For the third part, I will also need to set up the environment for using the NVIDIA HPC SDK (Software Development Kit), which contains nvc++ compiler, through the commands:

NVARCH=`uname -s`_`uname -m`; export NVARCH; NVCOMPILERS=/opt/nvidia/hpc_sdk; export NVCOMPILERS; MANPATH=$MANPATH:$NVCOMPILERS/$NVARCH/23.7/compilers/man; export MANPATH; PATH=$NVCOMPILERS/$NVARCH/23.7/compilers/bin:$PATH; export PATH;

mandlebrot.cpp Metrics and Performances

Firstly, I can benchmark the time spent by the program, without enabling any kind of optimization.
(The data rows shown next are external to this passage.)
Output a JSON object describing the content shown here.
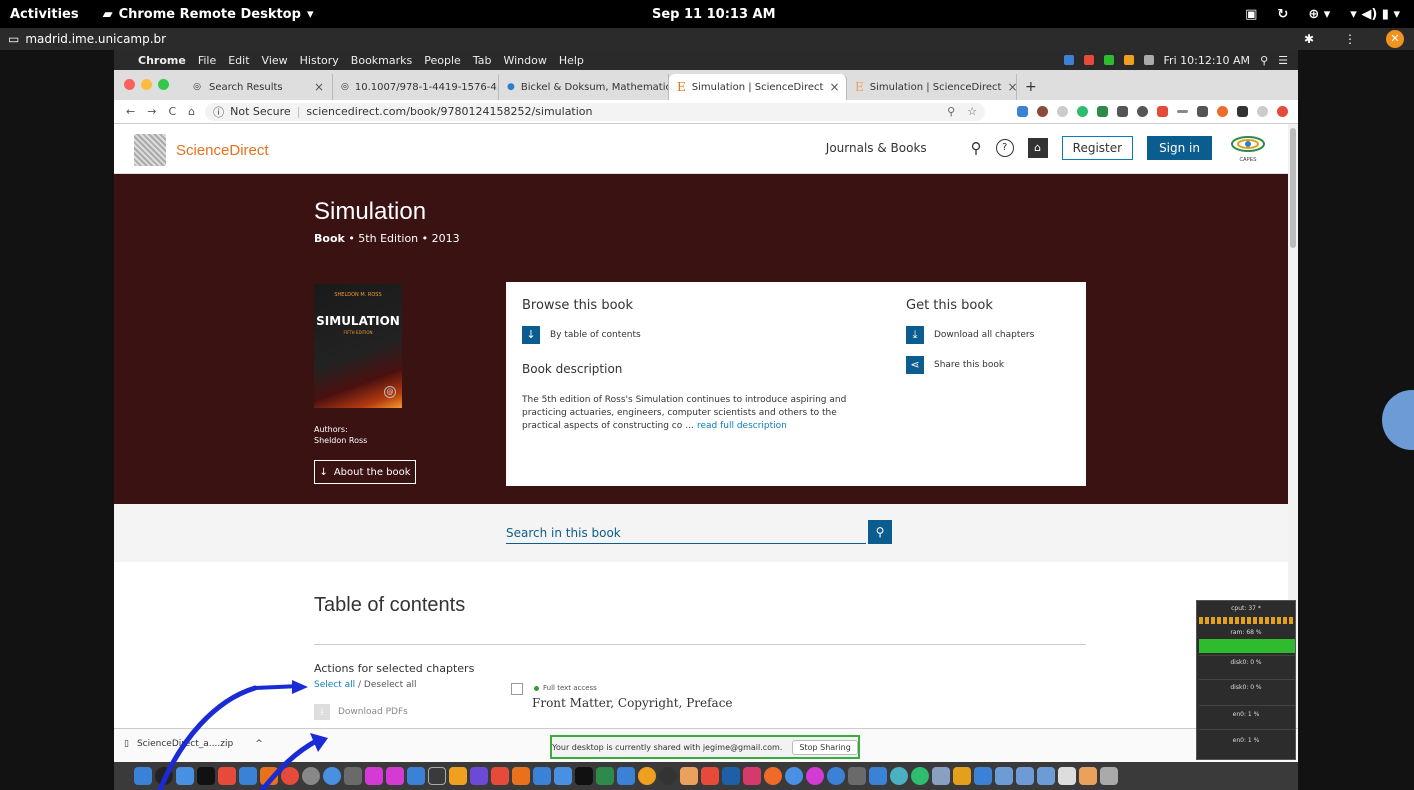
{
  "gnome": {
    "activities": "Activities",
    "app_name": "Chrome Remote Desktop",
    "clock": "Sep 11  10:13 AM"
  },
  "remote": {
    "host": "madrid.ime.unicamp.br"
  },
  "mac_menubar": {
    "app": "Chrome",
    "menus": [
      "File",
      "Edit",
      "View",
      "History",
      "Bookmarks",
      "People",
      "Tab",
      "Window",
      "Help"
    ],
    "clock": "Fri 10:12:10 AM"
  },
  "tabs": [
    {
      "label": "Search Results",
      "active": false
    },
    {
      "label": "10.1007/978-1-4419-1576-4.p",
      "active": false
    },
    {
      "label": "Bickel & Doksum, Mathematic",
      "active": false
    },
    {
      "label": "Simulation | ScienceDirect",
      "active": true
    },
    {
      "label": "Simulation | ScienceDirect",
      "active": false
    }
  ],
  "omnibar": {
    "security": "Not Secure",
    "url": "sciencedirect.com/book/9780124158252/simulation"
  },
  "header": {
    "brand": "ScienceDirect",
    "journals": "Journals & Books",
    "register": "Register",
    "signin": "Sign in",
    "capes": "CAPES"
  },
  "book": {
    "title": "Simulation",
    "type": "Book",
    "meta": " • 5th Edition • 2013",
    "cover_author": "SHELDON M. ROSS",
    "cover_title": "SIMULATION",
    "cover_edition": "FIFTH EDITION",
    "authors_label": "Authors:",
    "author": "Sheldon Ross",
    "about_btn": "About the book"
  },
  "browse": {
    "heading": "Browse this book",
    "toc_link": "By table of contents",
    "desc_heading": "Book description",
    "desc_text": "The 5th edition of Ross's Simulation continues to introduce aspiring and practicing actuaries, engineers, computer scientists and others to the practical aspects of constructing co … ",
    "read_more": "read full description",
    "get_heading": "Get this book",
    "download_all": "Download all chapters",
    "share": "Share this book"
  },
  "search": {
    "placeholder": "Search in this book"
  },
  "toc": {
    "title": "Table of contents",
    "actions_label": "Actions for selected chapters",
    "select_all": "Select all",
    "slash": " / ",
    "deselect_all": "Deselect all",
    "download_pdfs": "Download PDFs",
    "access": "Full text access",
    "first_chapter": "Front Matter, Copyright, Preface"
  },
  "shelf": {
    "file": "ScienceDirect_a....zip",
    "share_notice": "Your desktop is currently shared with jegime@gmail.com.",
    "stop_sharing": "Stop Sharing"
  },
  "sysmon": {
    "cpu": "cput: 37 *",
    "ram": "ram: 68 %",
    "disk1": "disk0: 0 %",
    "disk2": "disk0: 0 %",
    "net1": "en0: 1 %",
    "net2": "en0: 1 %"
  }
}
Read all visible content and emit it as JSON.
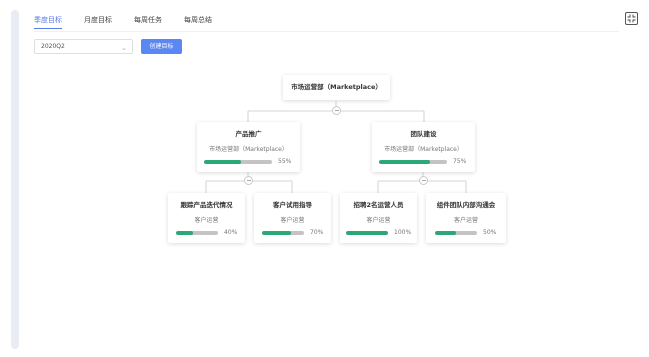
{
  "tabs": [
    {
      "label": "季度目标",
      "active": true
    },
    {
      "label": "月度目标",
      "active": false
    },
    {
      "label": "每周任务",
      "active": false
    },
    {
      "label": "每周总结",
      "active": false
    }
  ],
  "filter": {
    "quarter": "2020Q2"
  },
  "create_button_label": "创建目标",
  "tree": {
    "root": {
      "title": "市场运营部（Marketplace）"
    },
    "level1": [
      {
        "title": "产品推广",
        "dept": "市场运营部（Marketplace）",
        "progress": 55,
        "progress_label": "55%"
      },
      {
        "title": "团队建设",
        "dept": "市场运营部（Marketplace）",
        "progress": 75,
        "progress_label": "75%"
      }
    ],
    "level2": [
      {
        "title": "跟踪产品迭代情况",
        "dept": "客户运营",
        "progress": 40,
        "progress_label": "40%"
      },
      {
        "title": "客户试用指导",
        "dept": "客户运营",
        "progress": 70,
        "progress_label": "70%"
      },
      {
        "title": "招聘2名运营人员",
        "dept": "客户运营",
        "progress": 100,
        "progress_label": "100%"
      },
      {
        "title": "组件团队内部沟通会",
        "dept": "客户运营",
        "progress": 50,
        "progress_label": "50%"
      }
    ]
  },
  "colors": {
    "accent": "#5b7be9",
    "button": "#5b87f2",
    "progress": "#2ca878",
    "track": "#c4c4c4"
  }
}
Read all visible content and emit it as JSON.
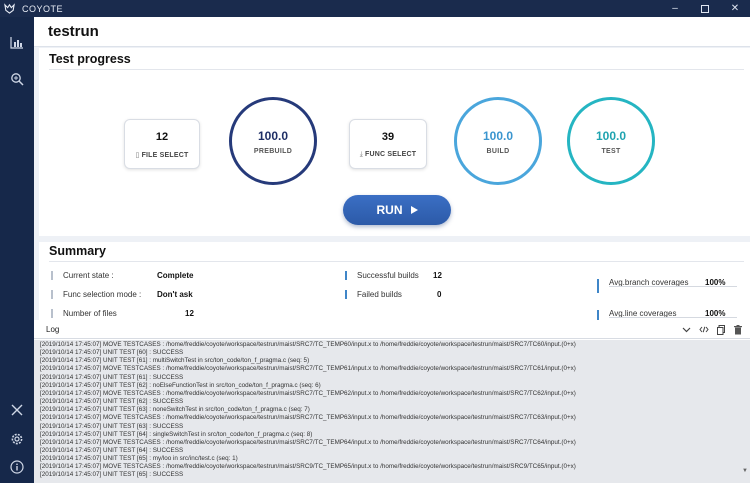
{
  "window": {
    "app_title": "COYOTE",
    "controls": [
      "minimize-icon",
      "maximize-icon",
      "close-icon"
    ]
  },
  "sidebar": {
    "icons": [
      "bar-chart-icon",
      "search-icon",
      "close-icon",
      "gear-icon",
      "info-icon"
    ]
  },
  "header": {
    "title": "testrun"
  },
  "progress": {
    "title": "Test progress",
    "file_select": {
      "value": "12",
      "label": "FILE SELECT",
      "icon": "file-icon"
    },
    "prebuild": {
      "value": "100.0",
      "label": "PREBUILD"
    },
    "func_select": {
      "value": "39",
      "label": "FUNC SELECT",
      "icon": "function-icon"
    },
    "build": {
      "value": "100.0",
      "label": "BUILD"
    },
    "test": {
      "value": "100.0",
      "label": "TEST"
    },
    "run_label": "RUN"
  },
  "colors": {
    "prebuild_ring": "#263a7a",
    "build_ring": "#4aa6dc",
    "test_ring": "#25b5c2",
    "run_button": "#2f5fb0",
    "sidebar": "#16284a"
  },
  "summary": {
    "title": "Summary",
    "current_state_label": "Current state :",
    "current_state_value": "Complete",
    "func_mode_label": "Func selection mode :",
    "func_mode_value": "Don't ask",
    "num_files_label": "Number of files",
    "num_files_value": "12",
    "successful_builds_label": "Successful builds",
    "successful_builds_value": "12",
    "failed_builds_label": "Failed builds",
    "failed_builds_value": "0",
    "avg_branch_label": "Avg.branch coverages",
    "avg_branch_value": "100%",
    "avg_line_label": "Avg.line coverages",
    "avg_line_value": "100%"
  },
  "log": {
    "title": "Log",
    "tools": [
      "chevron-down-icon",
      "code-icon",
      "copy-icon",
      "trash-icon"
    ],
    "lines": [
      "[2019/10/14 17:45:07] MOVE TESTCASES : /home/freddie/coyote/workspace/testrun/maist/SRC7/TC_TEMP60/input.x to /home/freddie/coyote/workspace/testrun/maist/SRC7/TC60/input.(0+x)",
      "[2019/10/14 17:45:07] UNIT TEST [60] : SUCCESS",
      "[2019/10/14 17:45:07] UNIT TEST [61] : multiSwitchTest in src/ton_code/ton_f_pragma.c (seq: 5)",
      "[2019/10/14 17:45:07] MOVE TESTCASES : /home/freddie/coyote/workspace/testrun/maist/SRC7/TC_TEMP61/input.x to /home/freddie/coyote/workspace/testrun/maist/SRC7/TC61/input.(0+x)",
      "[2019/10/14 17:45:07] UNIT TEST [61] : SUCCESS",
      "[2019/10/14 17:45:07] UNIT TEST [62] : noElseFunctionTest in src/ton_code/ton_f_pragma.c (seq: 6)",
      "[2019/10/14 17:45:07] MOVE TESTCASES : /home/freddie/coyote/workspace/testrun/maist/SRC7/TC_TEMP62/input.x to /home/freddie/coyote/workspace/testrun/maist/SRC7/TC62/input.(0+x)",
      "[2019/10/14 17:45:07] UNIT TEST [62] : SUCCESS",
      "[2019/10/14 17:45:07] UNIT TEST [63] : noneSwitchTest in src/ton_code/ton_f_pragma.c (seq: 7)",
      "[2019/10/14 17:45:07] MOVE TESTCASES : /home/freddie/coyote/workspace/testrun/maist/SRC7/TC_TEMP63/input.x to /home/freddie/coyote/workspace/testrun/maist/SRC7/TC63/input.(0+x)",
      "[2019/10/14 17:45:07] UNIT TEST [63] : SUCCESS",
      "[2019/10/14 17:45:07] UNIT TEST [64] : singleSwitchTest in src/ton_code/ton_f_pragma.c (seq: 8)",
      "[2019/10/14 17:45:07] MOVE TESTCASES : /home/freddie/coyote/workspace/testrun/maist/SRC7/TC_TEMP64/input.x to /home/freddie/coyote/workspace/testrun/maist/SRC7/TC64/input.(0+x)",
      "[2019/10/14 17:45:07] UNIT TEST [64] : SUCCESS",
      "[2019/10/14 17:45:07] UNIT TEST [65] : my/loo in src/inc/test.c (seq: 1)",
      "[2019/10/14 17:45:07] MOVE TESTCASES : /home/freddie/coyote/workspace/testrun/maist/SRC9/TC_TEMP65/input.x to /home/freddie/coyote/workspace/testrun/maist/SRC9/TC65/input.(0+x)",
      "[2019/10/14 17:45:07] UNIT TEST [65] : SUCCESS"
    ]
  }
}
To get also other useful insights, I can leverage intel advisor:

$ icc mandelbrot.cpp -diag-disable=10441 -o mandelbrot && ./mandelbrot out.txt
Time elapsed: 13 seconds.

$ icc mandelbrot.cpp -O3 -g -o mandelbrot_profiling && ./mandelbrot_profiling
icc: remark #10441: The Intel(R) C++ Compiler Classic (ICC) is deprecated and will be removed from product release in the second half of 2023. The Intel(R) oneAPI DPC++/C++ Compiler (ICX) is the recommended compiler moving forward. Please transition to use this compiler. Use '-diag-disable=10441' to disable this message.
Time elapsed: 13 seconds.
Please specify the output file as a parameter.

$ advix-gui

The analysis is conducted on the sequential version of the program:

Program Elapsed Time 13.10s
Vector Instruction Set SSE2, SSE
Number of CPU Threads 1

It’s already clear that no vectorization is enabled by default:

Metrics Total
CPU Time 13.09s (100%)
Time in scalar code 13.09s (100%)
Vectorization Gain/Efficiency Not Available (No vectorized loops found or not enough data)
Function Call Sites and Loops Total Time % Total Time Self Time Why No Vectorization?
[loop in main at mandelbrot.cpp:33] 100% 13.090s 13.090s outer loop was not auto-vectorized: consider using SIMD directive

This is shown by the 100% times in scalar code and the lack of vectorized loops. The advisor is suggesting that SIMD directives, which are commands that allow for vectorized operations, could be used to improve the efficiency of the code.